“Knives Out” marks the fourth collaboration between composer Nathan Johnson and director Rian Johnson, having previously teamed up on “Brick,” “Looper,” and “The Brothers Bloom.” But their roots go far deeper than that: they’re cousins.
Nathan Johnson says he first heard about “Knives Out” over a decade ago. “He basically told me about the opening sequence,” Nathan Johnson says. “Through the years, as I was writing for other films, I’d occasionally come across this idea.”
It was only in 2018 when Rian Johnson sat down to complete the script and shoot the film. In most cases, the composer will see the film after its been shot. For “Knives Out,” Nathan Johnson was able to be on set in Massachusetts as it was being filmed. Aside from having the luxury of time to explore music cues and motifs, “it gave me the ability to explore,” says Johnson. “I was able to watch the actors perform, and it gave me the ability to get inside the world as it was being created.”

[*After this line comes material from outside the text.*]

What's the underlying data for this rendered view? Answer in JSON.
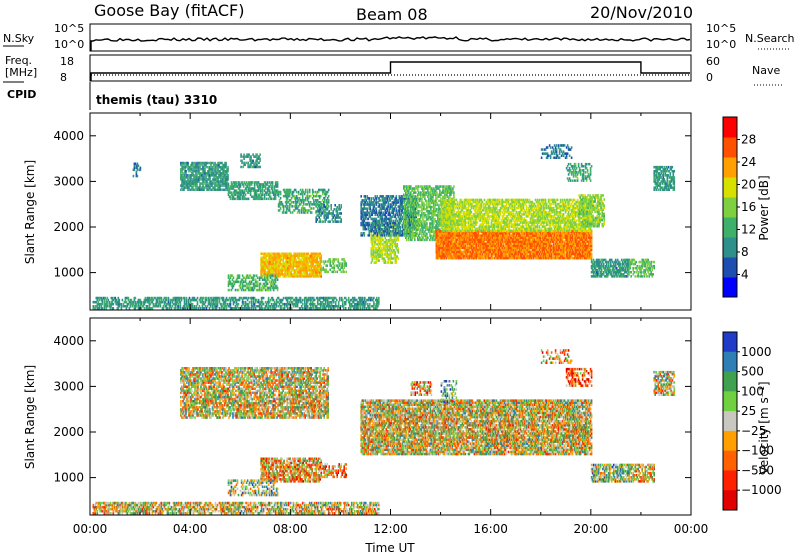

Another luxury for Johnson was working with an orchestra, a far cry from his work on 2005’s “Brick.” “We had zero budget, so it was about creating a score with what was at hand. We used wine glasses, filing cabinets and utensils for that score,” Johnson says. In 2012’s “Looper,” he was finding ways outside the box to turn a treadmill into a playable instrument. “It was fun to really play in the sandbox for ‘Knives Out,’ ” Johnson says. “We wanted to hit it from a fresh angle with real instruments.
The score for the film and its melodic motif was inspired by music of the ’50s and ’60s. “We loved using those traditional elements, but we still tried approaching things in interesting ways,” he recalls. That involved playing string instruments and having the musicians dig into the strings, “almost like knives.” “Knives Out! (String Quartet in G Minor)” sets that theme right away, a sharp sound that set the parameters for the score.
Knives, fittingly, feature a lot in the film. Family patriarch Harlan Thrombey (Christopher Plummer) dies early on in the film. The Thrombey clan clamor to seek their inheritance, but not before being interrogated in his throne of knives. For “The Thrombey Estate” cue, Johnson says, “I was thinking about Harlan. He’s the stream that everyone flows out of. He created this house for them all to live in. All the stuff in the house is stuff he’s written into his books.” With that, the score becomes a larger-than-life element, and Johnson says he used Hungarian scales. “It feels jazzy, but it’s leaning against notes that don’t feel exactly right.”
Johnson says his favorite music cue to write was “The Will.” We got to bring back the ‘Knives Out Quartet’ but with the support of a full orchestra,” he explains. “In that cue, the orchestra plays around with a gigantic string slide. That slide takes us into this unsettling craziness that begins to happen. ‘The Will’ is the shift in the movie. We break open the doors and we go for the throat.”